Hahn Matthew W, De Bie Tijl, Stajich Jason E, Nguyen Chi, Cristianini Nello
Center for Population Biology, University of California, Davis, California 95616, USA.
Genome Res. 2005 Aug;15(8):1153-60. doi: 10.1101/gr.3567505.
Comparison of whole genomes has revealed that changes in the size of gene families among organisms is quite common. However, there are as yet no models of gene family evolution that make it possible to estimate ancestral states or to infer upon which lineages gene families have contracted or expanded. In addition, large differences in family size have generally been attributed to the effects of natural selection, without a strong statistical basis for these conclusions. Here we use a model of stochastic birth and death for gene family evolution and show that it can be efficiently applied to multispecies genome comparisons. This model takes into account the lengths of branches on phylogenetic trees, as well as duplication and deletion rates, and hence provides expectations for divergence in gene family size among lineages. The model offers both the opportunity to identify large-scale patterns in genome evolution and the ability to make stronger inferences regarding the role of natural selection in gene family expansion or contraction. We apply our method to data from the genomes of five yeast species to show its applicability.
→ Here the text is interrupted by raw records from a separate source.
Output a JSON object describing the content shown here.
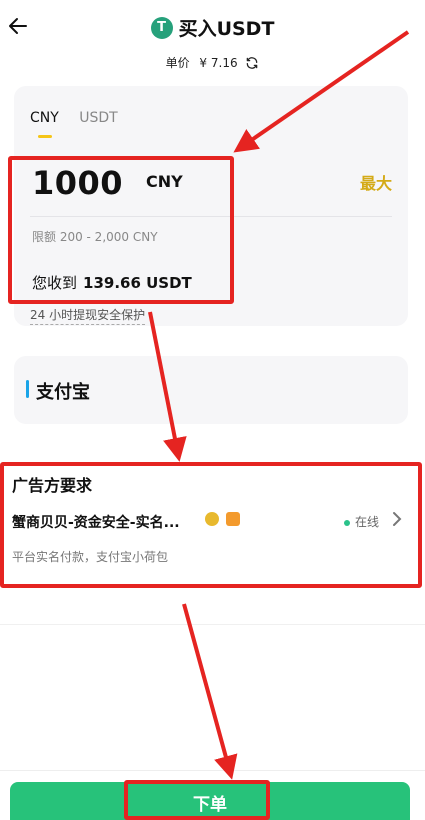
{
  "header": {
    "title": "买入USDT",
    "coin_symbol": "T",
    "back_icon": "arrow-left-icon"
  },
  "price": {
    "label": "单价",
    "value": "¥ 7.16",
    "refresh_icon": "refresh-icon"
  },
  "input_card": {
    "tabs": [
      {
        "label": "CNY",
        "active": true
      },
      {
        "label": "USDT",
        "active": false
      }
    ],
    "amount": "1000",
    "currency": "CNY",
    "max_label": "最大",
    "limit_text": "限额 200 - 2,000 CNY",
    "receive_label": "您收到",
    "receive_value": "139.66 USDT",
    "protection_text": "24 小时提现安全保护"
  },
  "payment": {
    "method": "支付宝"
  },
  "advertiser": {
    "section_title": "广告方要求",
    "merchant_name": "蟹商贝贝-资金安全-实名...",
    "status": "在线",
    "note": "平台实名付款，支付宝小荷包"
  },
  "footer": {
    "order_button": "下单"
  },
  "colors": {
    "accent_green": "#27c27a",
    "gold": "#d4aa17",
    "annotation_red": "#e52421",
    "usdt_green": "#26a17b"
  }
}
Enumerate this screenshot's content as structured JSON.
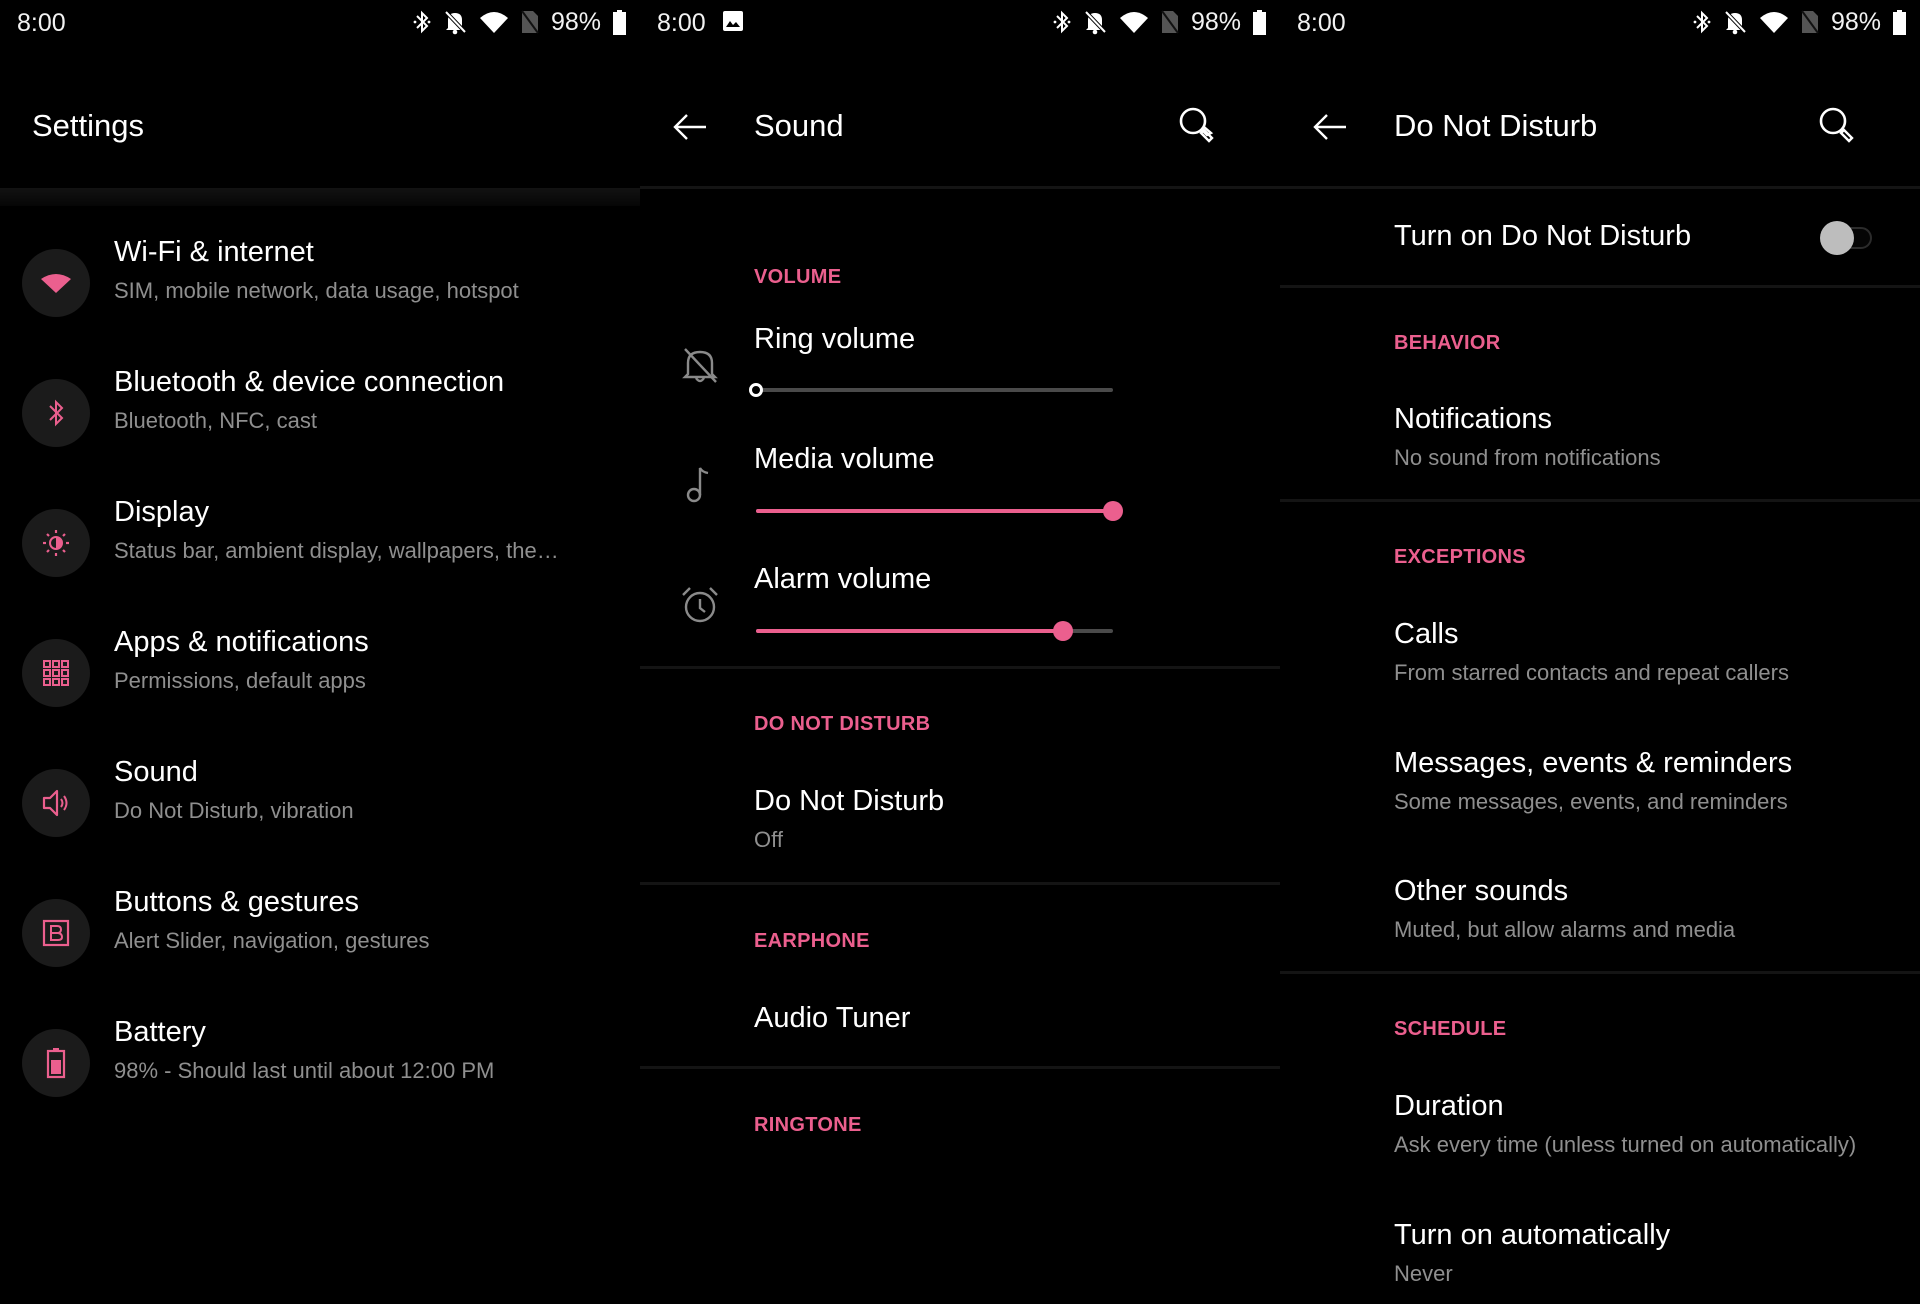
{
  "accent_color": "#eb5f8e",
  "status_bar": {
    "time": "8:00",
    "battery_percent": "98%",
    "icons": [
      "bluetooth-icon",
      "bell-off-icon",
      "wifi-icon",
      "no-sim-icon",
      "battery-icon"
    ]
  },
  "settings": {
    "title": "Settings",
    "items": [
      {
        "title": "Wi-Fi & internet",
        "subtitle": "SIM, mobile network, data usage, hotspot",
        "icon": "wifi-icon"
      },
      {
        "title": "Bluetooth & device connection",
        "subtitle": "Bluetooth, NFC, cast",
        "icon": "bluetooth-icon"
      },
      {
        "title": "Display",
        "subtitle": "Status bar, ambient display, wallpapers, the…",
        "icon": "brightness-icon"
      },
      {
        "title": "Apps & notifications",
        "subtitle": "Permissions, default apps",
        "icon": "apps-grid-icon"
      },
      {
        "title": "Sound",
        "subtitle": "Do Not Disturb, vibration",
        "icon": "speaker-icon"
      },
      {
        "title": "Buttons & gestures",
        "subtitle": "Alert Slider, navigation, gestures",
        "icon": "button-b-icon"
      },
      {
        "title": "Battery",
        "subtitle": "98% - Should last until about 12:00 PM",
        "icon": "battery-icon"
      }
    ]
  },
  "sound": {
    "title": "Sound",
    "volume_section": "VOLUME",
    "sliders": [
      {
        "label": "Ring volume",
        "value": 0.0,
        "icon": "bell-off-icon"
      },
      {
        "label": "Media volume",
        "value": 1.0,
        "icon": "music-note-icon"
      },
      {
        "label": "Alarm volume",
        "value": 0.86,
        "icon": "alarm-clock-icon"
      }
    ],
    "dnd_section": "DO NOT DISTURB",
    "dnd_item": {
      "title": "Do Not Disturb",
      "subtitle": "Off"
    },
    "earphone_section": "EARPHONE",
    "audio_tuner": "Audio Tuner",
    "ringtone_section": "RINGTONE"
  },
  "dnd": {
    "title": "Do Not Disturb",
    "toggle_label": "Turn on Do Not Disturb",
    "toggle_on": false,
    "behavior_section": "BEHAVIOR",
    "notifications": {
      "title": "Notifications",
      "subtitle": "No sound from notifications"
    },
    "exceptions_section": "EXCEPTIONS",
    "calls": {
      "title": "Calls",
      "subtitle": "From starred contacts and repeat callers"
    },
    "messages": {
      "title": "Messages, events & reminders",
      "subtitle": "Some messages, events, and reminders"
    },
    "other": {
      "title": "Other sounds",
      "subtitle": "Muted, but allow alarms and media"
    },
    "schedule_section": "SCHEDULE",
    "duration": {
      "title": "Duration",
      "subtitle": "Ask every time (unless turned on automatically)"
    },
    "auto": {
      "title": "Turn on automatically",
      "subtitle": "Never"
    }
  }
}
全基因组比较显示,生物间基因家族大小的变化相当普遍。然而,目前尚无基因家族进化模型能够估计祖先状态,或推断基因家族在哪些谱系中发生了收缩或扩张。此外,家族大小的巨大差异通常被归因于自然选择的作用,但这些结论缺乏强有力的统计依据。在此,我们使用一个基因家族进化的随机生死模型,并表明它可以有效地应用于多物种基因组比较。该模型考虑了系统发育树上分支的长度,以及复制和缺失率,从而为谱系间基因家族大小的差异提供了预期。该模型既提供了识别基因组进化中大规模模式的机会,也提供了对自然选择在基因家族扩张或收缩中的作用进行更有力推断的能力。我们将我们的方法应用于来自五个酵母物种基因组的数据,以展示其适用性。